The study was conducted in the Schulich Faculty of Chemistry under the leadership of Assistant Professor Nadav Amdursky, Head of the Biopolymers and Bioelectronics Laboratory, and doctoral students Ramesh Nandi and Yuval Agam. According to Prof. Amdursky, “The current global green trend has not bypassed industry, and numerous groups worldwide are working on new solutions that will limit the pollution caused by the production of synthetic materials and by their very presence. One of the options is, of course, the use of natural materials, and the big challenge is to adapt them to meet needs.”
The two main approaches in environmentally conscious chemistry are environmental chemistry – the creation of environmentally friendly materials; and sustainable chemistry – production based on available degradable materials and energy-efficient processes. The present research integrates the two approaches in an environmentally friendly production process that yields environmentally friendly products in the context of conductive polymers.

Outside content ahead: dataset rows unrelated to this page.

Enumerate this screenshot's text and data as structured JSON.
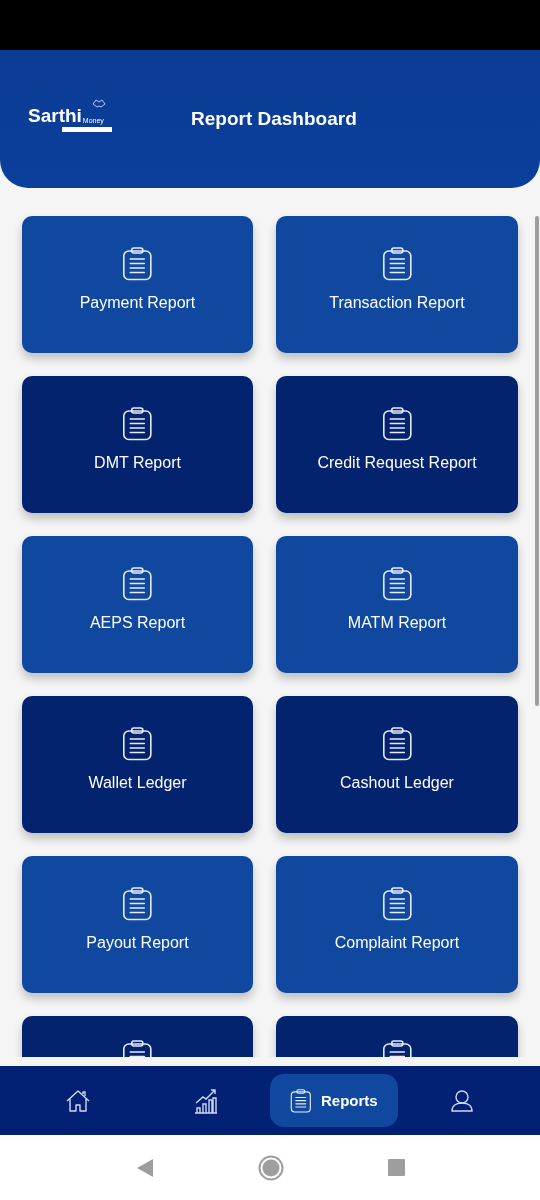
{
  "header": {
    "logo": {
      "name": "Sarthi",
      "suffix": "Money"
    },
    "title": "Report Dashboard"
  },
  "cards": [
    {
      "kind": "report",
      "label": "Payment Report",
      "color": "#1048a0"
    },
    {
      "kind": "report",
      "label": "Transaction Report",
      "color": "#1048a0"
    },
    {
      "kind": "report",
      "label": "DMT Report",
      "color": "#03236f"
    },
    {
      "kind": "report",
      "label": "Credit Request Report",
      "color": "#03236f"
    },
    {
      "kind": "report",
      "label": "AEPS Report",
      "color": "#1048a0"
    },
    {
      "kind": "report",
      "label": "MATM Report",
      "color": "#1048a0"
    },
    {
      "kind": "report",
      "label": "Wallet Ledger",
      "color": "#03236f"
    },
    {
      "kind": "report",
      "label": "Cashout Ledger",
      "color": "#03236f"
    },
    {
      "kind": "report",
      "label": "Payout Report",
      "color": "#1048a0"
    },
    {
      "kind": "report",
      "label": "Complaint Report",
      "color": "#1048a0"
    },
    {
      "kind": "cut",
      "color": "#03236f"
    },
    {
      "kind": "cut",
      "color": "#03236f"
    }
  ],
  "bottom_nav": [
    {
      "kind": "home",
      "selected": false
    },
    {
      "kind": "chart",
      "selected": false
    },
    {
      "kind": "reports",
      "label": "Reports",
      "selected": true
    },
    {
      "kind": "profile",
      "selected": false
    }
  ]
}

Polymers are long chains made up of thousands of building blocks called monomers. Silk, wool and cotton fibers are examples of natural polymers, whereas nylon and PVC are synthetic polymers. Conductive polymers are a subgroup of polymers, and they serve for a vast variety of applications: electronics, energy storage, fuel cells, medicine, and others. These polymers are currently produced using processes that are costly and cause pollution due to the use of derivatives of oil, gas, and fossil fuel.
The alternative proposed by the Technion research team is protein polymers – molecules that are present in different biological tissues such as silk and wool fibers, spider webs, hair, and nails. Here, as mentioned, they are by-products of the food industry that would otherwise be discarded as waste. According to Prof. Amdursky, “The inspiration to use proteins to create conductive polymers originated in the unique function of proteins in nature – they are exclusively responsible for transporting various charge carriers in flora and fauna; for example, in cellular respiration or in photosynthesis in plants.”

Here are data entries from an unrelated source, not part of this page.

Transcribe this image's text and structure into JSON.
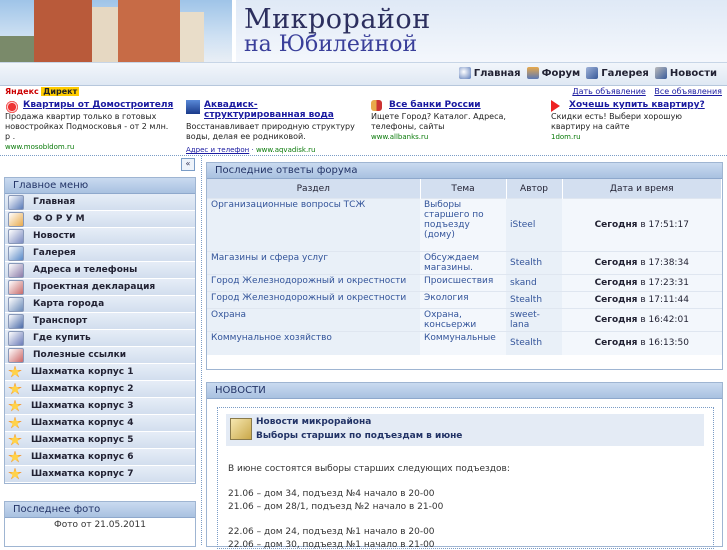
{
  "header": {
    "title_line1": "Микрорайон",
    "title_line2": "на Юбилейной"
  },
  "topnav": {
    "items": [
      {
        "label": "Главная",
        "icon": "home-icon"
      },
      {
        "label": "Форум",
        "icon": "forum-icon"
      },
      {
        "label": "Галерея",
        "icon": "gallery-icon"
      },
      {
        "label": "Новости",
        "icon": "news-icon"
      }
    ]
  },
  "yandex": {
    "brand": "Яндекс",
    "direct": "Директ",
    "links": [
      "Дать объявление",
      "Все объявления"
    ]
  },
  "ads": [
    {
      "title": "Квартиры от Домостроителя",
      "desc": "Продажа квартир только в готовых новостройках Подмосковья - от 2 млн. р .",
      "url": "www.mosobldom.ru"
    },
    {
      "title": "Аквадиск-структурированная вода",
      "desc": "Восстанавливает природную структуру воды, делая ее родниковой.",
      "url": "www.aqvadisk.ru",
      "extra": "Адрес и телефон"
    },
    {
      "title": "Все банки России",
      "desc": "Ищете Город? Каталог. Адреса, телефоны, сайты",
      "url": "www.allbanks.ru"
    },
    {
      "title": "Хочешь купить квартиру?",
      "desc": "Скидки есть! Выбери хорошую квартиру на сайте",
      "url": "1dom.ru"
    }
  ],
  "collapse_btn": "«",
  "main_menu": {
    "title": "Главное меню",
    "items": [
      "Главная",
      "Ф О Р У М",
      "Новости",
      "Галерея",
      "Адреса и телефоны",
      "Проектная декларация",
      "Карта города",
      "Транспорт",
      "Где купить",
      "Полезные ссылки",
      "Шахматка корпус 1",
      "Шахматка корпус 2",
      "Шахматка корпус 3",
      "Шахматка корпус 4",
      "Шахматка корпус 5",
      "Шахматка корпус 6",
      "Шахматка корпус 7"
    ]
  },
  "last_photo": {
    "title": "Последнее фото",
    "caption": "Фото от 21.05.2011"
  },
  "forum": {
    "title": "Последние ответы форума",
    "columns": [
      "Раздел",
      "Тема",
      "Автор",
      "Дата и время"
    ],
    "rows": [
      {
        "section": "Организационные вопросы ТСЖ",
        "topic": "Выборы старшего по подъезду (дому)",
        "author": "iSteel",
        "day": "Сегодня",
        "time": "в 17:51:17"
      },
      {
        "section": "Магазины и сфера услуг",
        "topic": "Обсуждаем магазины.",
        "author": "Stealth",
        "day": "Сегодня",
        "time": "в 17:38:34"
      },
      {
        "section": "Город Железнодорожный и окрестности",
        "topic": "Происшествия",
        "author": "skand",
        "day": "Сегодня",
        "time": "в 17:23:31"
      },
      {
        "section": "Город Железнодорожный и окрестности",
        "topic": "Экология",
        "author": "Stealth",
        "day": "Сегодня",
        "time": "в 17:11:44"
      },
      {
        "section": "Охрана",
        "topic": "Охрана, консьержи",
        "author": "sweet-lana",
        "day": "Сегодня",
        "time": "в 16:42:01"
      },
      {
        "section": "Коммунальное хозяйство",
        "topic": "Коммунальные",
        "author": "Stealth",
        "day": "Сегодня",
        "time": "в 16:13:50"
      }
    ]
  },
  "news": {
    "title": "НОВОСТИ",
    "category": "Новости микрорайона",
    "headline": "Выборы старших по подъездам в июне",
    "lines": [
      "В июне состоятся выборы старших следующих подъездов:",
      "21.06 – дом 34, подъезд №4 начало в 20-00",
      "21.06 – дом 28/1, подъезд №2 начало в 21-00",
      "22.06 – дом 24, подъезд №1 начало в 20-00",
      "22.06 – дом 30, подъезд №1 начало в 21-00"
    ]
  }
}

The researchers created transparent polymer films with high conductivity. This film is suitable for biological and biomedical applications since it is non-toxic. It is biodegradable in the human body, and can be stretched to approximately 400% of its original length, without significantly impairing its electrical properties. Its conductivity is among the highest detected in biological materials.

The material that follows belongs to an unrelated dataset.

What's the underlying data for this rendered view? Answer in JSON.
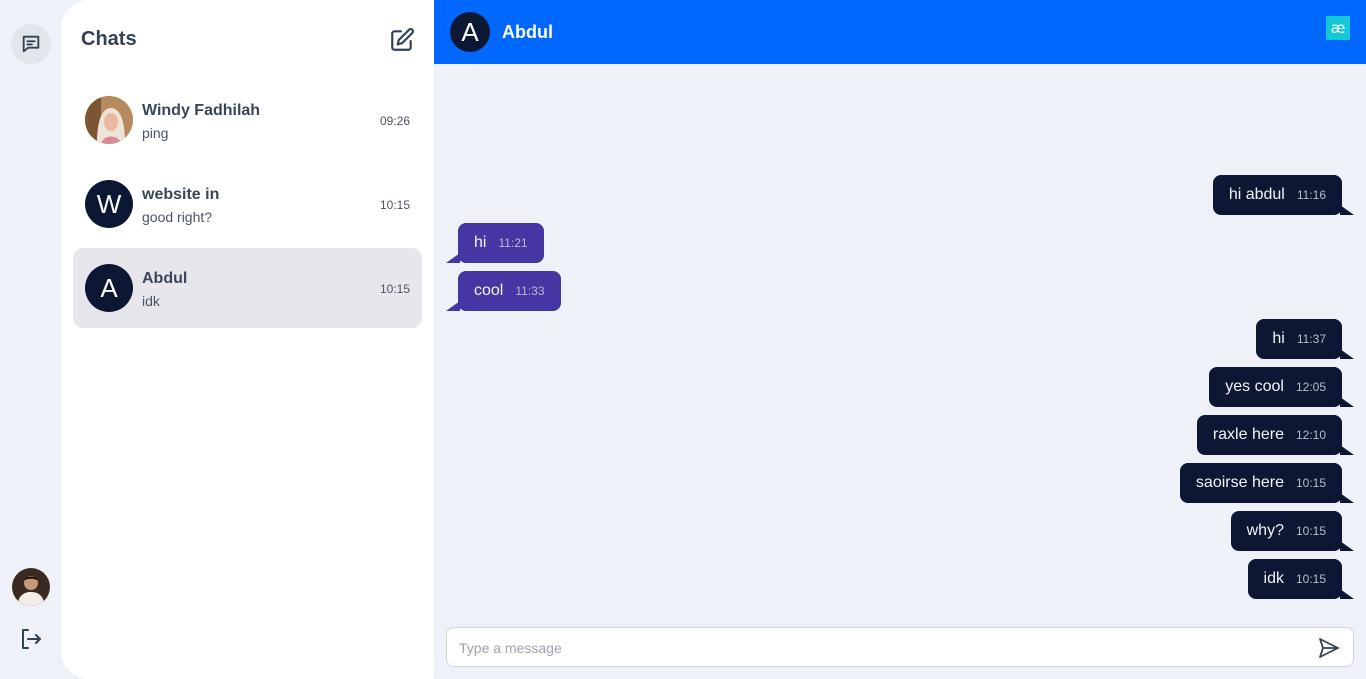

According to Prof. Amdursky, “The production of the film in our research was a one-pot process, spontaneous, inexpensive, fast, energy efficient, and nonpolluting. In the article, we demonstrate the use of the film as ‘artificial skin’ that noninvasively monitors electrophysiological signals. These signals play a meaningful part in brain and muscle activity, and therefore their external monitoring is a highly important challenge.”
Prof. Amdursky emphasizes that since this technology is designed for application and commercialization, “the economic consideration is key, and consequently, it is most important to lower the costs of production processes so that they will yield a product that is competitive, also in terms of price, with petroleum-based polymers, and happily, we have succeeded. This is in addition to the reduction in environmental damage in the production phase as well as during use. The new polymer is fully biodegradable in less than 48 hours, as opposed to synthetic polymers, which are not biodegradable and as result, pollute our planet.”
The research was sponsored by the Gutwirth Fund (Ramesh Nandi was awarded a scholarship), the United States – Israel Binational Science Foundation, the Ministry of Science and Technology, and a PhosAgro/UNESCO/IUPAC green chemistry research grant. The researchers thank the Nancy and Stephen Grand Technion Energy Program (GTEP) for its financial support through the NEVET program, and the Russell Berrie Nanotechnology Institute (RBNI) for the use of the Institute’s research infrastructure.